Apelação Cível Nº 5024262-18.2021.4.04.9999/RS
RELATOR: Juiz Federal JULIO GUILHERME BEREZOSKI SCHATTSCHNEIDER
APELANTE: INSTITUTO NACIONAL DO SEGURO SOCIAL - INSS
APELADO: JULIA TEREZINHA BENTO
ADVOGADO: LUCIANA ELY CHECHI (OAB RS058988)
ADVOGADO: RODRIGO RAMOS (OAB RS087266)
RELATÓRIO
Trata-se de apelação interposta pelo INSS contra sentença publicada na vigência do novo CPC, cujo dispositivo tem o seguinte teor:
Ante o exposto, JULGO PROCEDENTES os pedidos deduzidos na exordial, extinguindo o processo, com resolução do mérito, nos termos do art. 487, inciso I, do CPC, para o efeito de:
a) declarar o exercício de atividade no meio rural, em regime de economia familiar pela parte autora, no período correspondente à carência do benefício pretendido, conforme art. 142 da Lei n. 8.213/91, devendo ser averbado para todos os efeitos; e
b) condenar o INSS a acrescer o tempo de serviço acima reconhecido com aquele já averbado na esfera administrativa e, revisando os cálculos de aposentadoria, conceder à autora o benefício previdenciário de aposentadoria por idade rural n. 186.724.286-6, pagando as prestações vencidas a partir do requerimento do pedido na via administrativa, em 26/09/2018.
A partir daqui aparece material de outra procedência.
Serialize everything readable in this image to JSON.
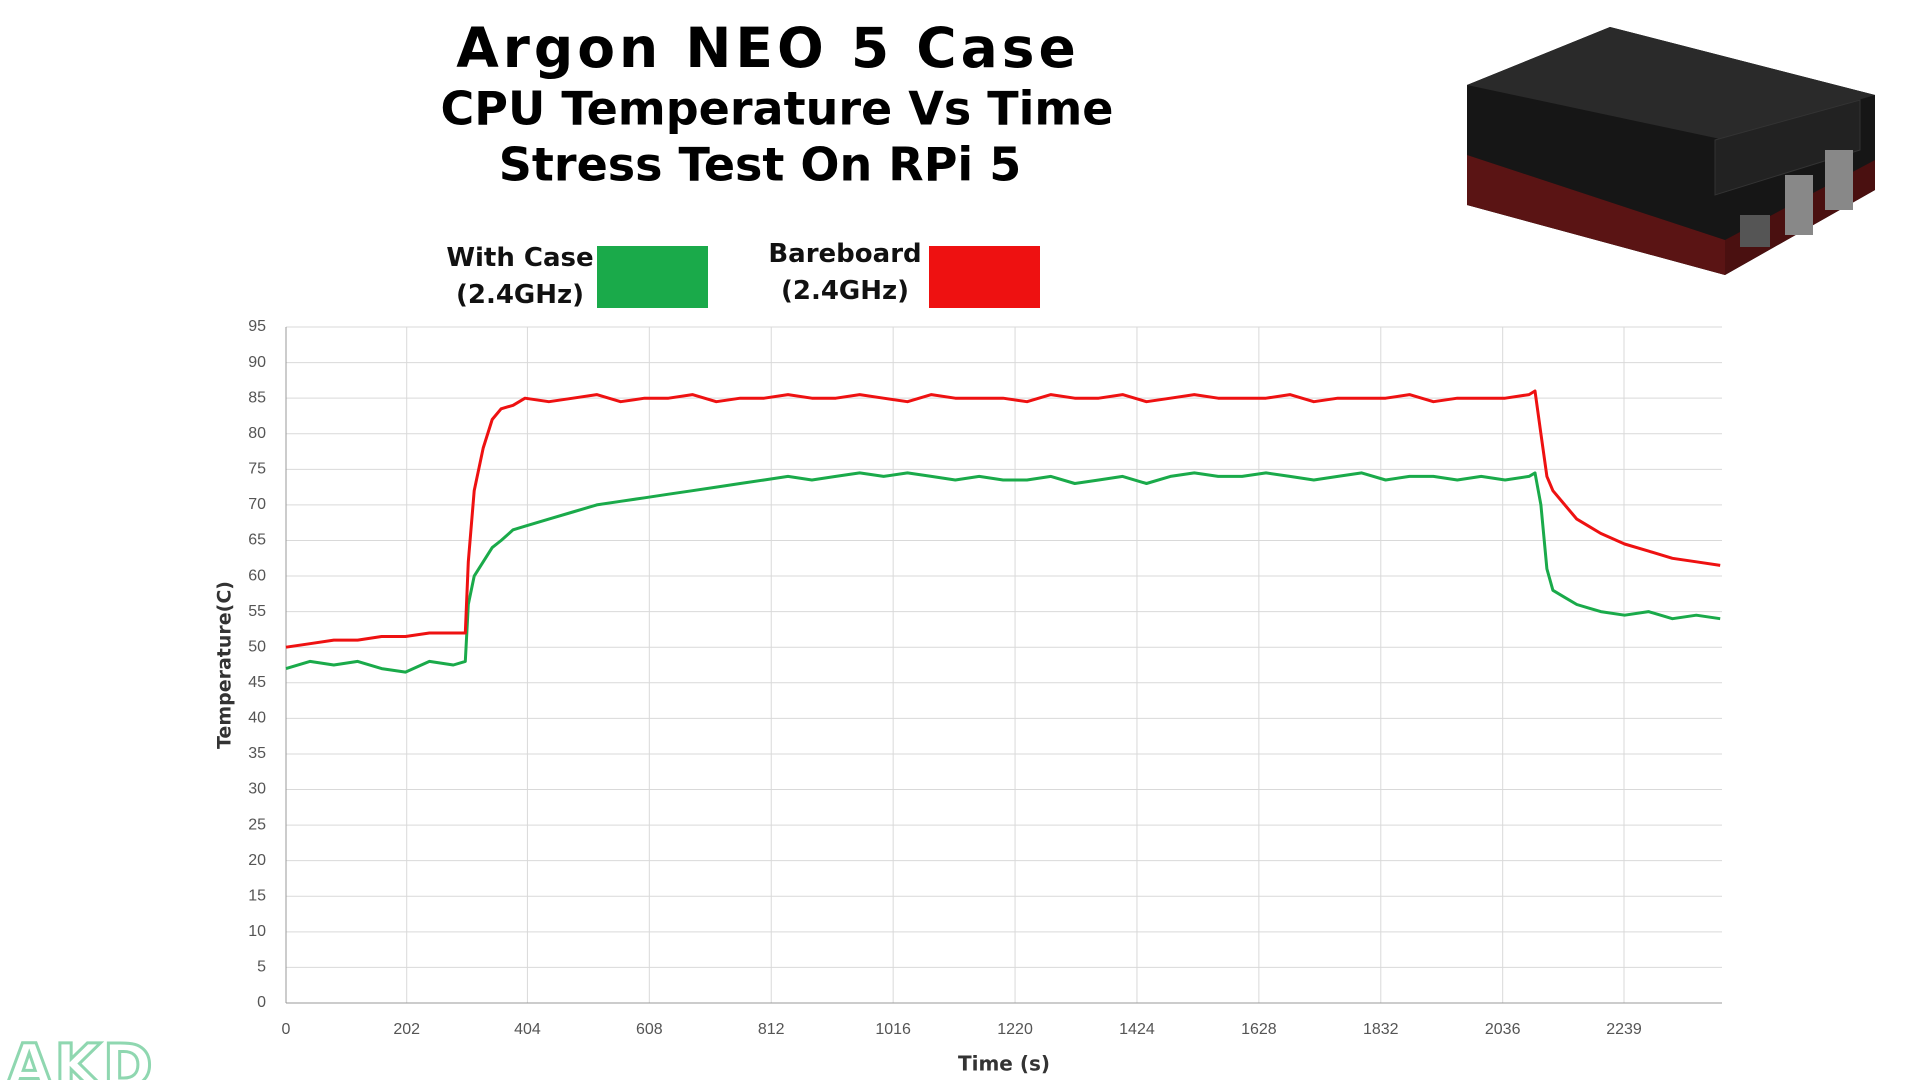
{
  "chart_data": {
    "type": "line",
    "title": "Argon NEO 5 Case",
    "subtitle": "CPU Temperature Vs Time",
    "subtitle2": "Stress Test On RPi 5",
    "x_label": "Time (s)",
    "y_label": "Temperature(C)",
    "watermark": "AKD",
    "x": [
      0,
      40,
      80,
      120,
      160,
      200,
      240,
      280,
      300,
      305,
      315,
      330,
      345,
      360,
      380,
      400,
      440,
      480,
      520,
      560,
      600,
      640,
      680,
      720,
      760,
      800,
      840,
      880,
      920,
      960,
      1000,
      1040,
      1080,
      1120,
      1160,
      1200,
      1240,
      1280,
      1320,
      1360,
      1400,
      1440,
      1480,
      1520,
      1560,
      1600,
      1640,
      1680,
      1720,
      1760,
      1800,
      1840,
      1880,
      1920,
      1960,
      2000,
      2040,
      2080,
      2090,
      2100,
      2110,
      2120,
      2140,
      2160,
      2180,
      2200,
      2240,
      2280,
      2320,
      2360,
      2400
    ],
    "series": [
      {
        "name": "With Case (2.4GHz)",
        "color": "#1aaa4a",
        "values": [
          47,
          48,
          47.5,
          48,
          47,
          46.5,
          48,
          47.5,
          48,
          56,
          60,
          62,
          64,
          65,
          66.5,
          67,
          68,
          69,
          70,
          70.5,
          71,
          71.5,
          72,
          72.5,
          73,
          73.5,
          74,
          73.5,
          74,
          74.5,
          74,
          74.5,
          74,
          73.5,
          74,
          73.5,
          73.5,
          74,
          73,
          73.5,
          74,
          73,
          74,
          74.5,
          74,
          74,
          74.5,
          74,
          73.5,
          74,
          74.5,
          73.5,
          74,
          74,
          73.5,
          74,
          73.5,
          74,
          74.5,
          70,
          61,
          58,
          57,
          56,
          55.5,
          55,
          54.5,
          55,
          54,
          54.5,
          54
        ]
      },
      {
        "name": "Bareboard (2.4GHz)",
        "color": "#ee1111",
        "values": [
          50,
          50.5,
          51,
          51,
          51.5,
          51.5,
          52,
          52,
          52,
          62,
          72,
          78,
          82,
          83.5,
          84,
          85,
          84.5,
          85,
          85.5,
          84.5,
          85,
          85,
          85.5,
          84.5,
          85,
          85,
          85.5,
          85,
          85,
          85.5,
          85,
          84.5,
          85.5,
          85,
          85,
          85,
          84.5,
          85.5,
          85,
          85,
          85.5,
          84.5,
          85,
          85.5,
          85,
          85,
          85,
          85.5,
          84.5,
          85,
          85,
          85,
          85.5,
          84.5,
          85,
          85,
          85,
          85.5,
          86,
          80,
          74,
          72,
          70,
          68,
          67,
          66,
          64.5,
          63.5,
          62.5,
          62,
          61.5
        ]
      }
    ],
    "xlim": [
      0,
      2403
    ],
    "xticks": [
      0,
      202,
      404,
      608,
      812,
      1016,
      1220,
      1424,
      1628,
      1832,
      2036,
      2239
    ],
    "ylim": [
      0,
      95
    ],
    "yticks": [
      0,
      5,
      10,
      15,
      20,
      25,
      30,
      35,
      40,
      45,
      50,
      55,
      60,
      65,
      70,
      75,
      80,
      85,
      90,
      95
    ],
    "grid": true
  }
}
c) estabelecer que os valores devidos deverão ser acrescidos correção monetária, observando-se os índices acima mencionados.
Sucumbente, condeno o INSS no pagamento da verba honorária em favor do patrono do autor, esta arbitrada em 10% do valor da condenação, com base no artigo 85, §§ 2º e 3º, inciso I do novo CPC, corrigida monetariamente pelo INPC.
Condeno o demandado ao pagamento das despesas previstas no artigo 14 da Lei n.° 14.634/2014.
Sentença não sujeita a reexame necessário (art. 496, § 3º, inciso I do novo CPC).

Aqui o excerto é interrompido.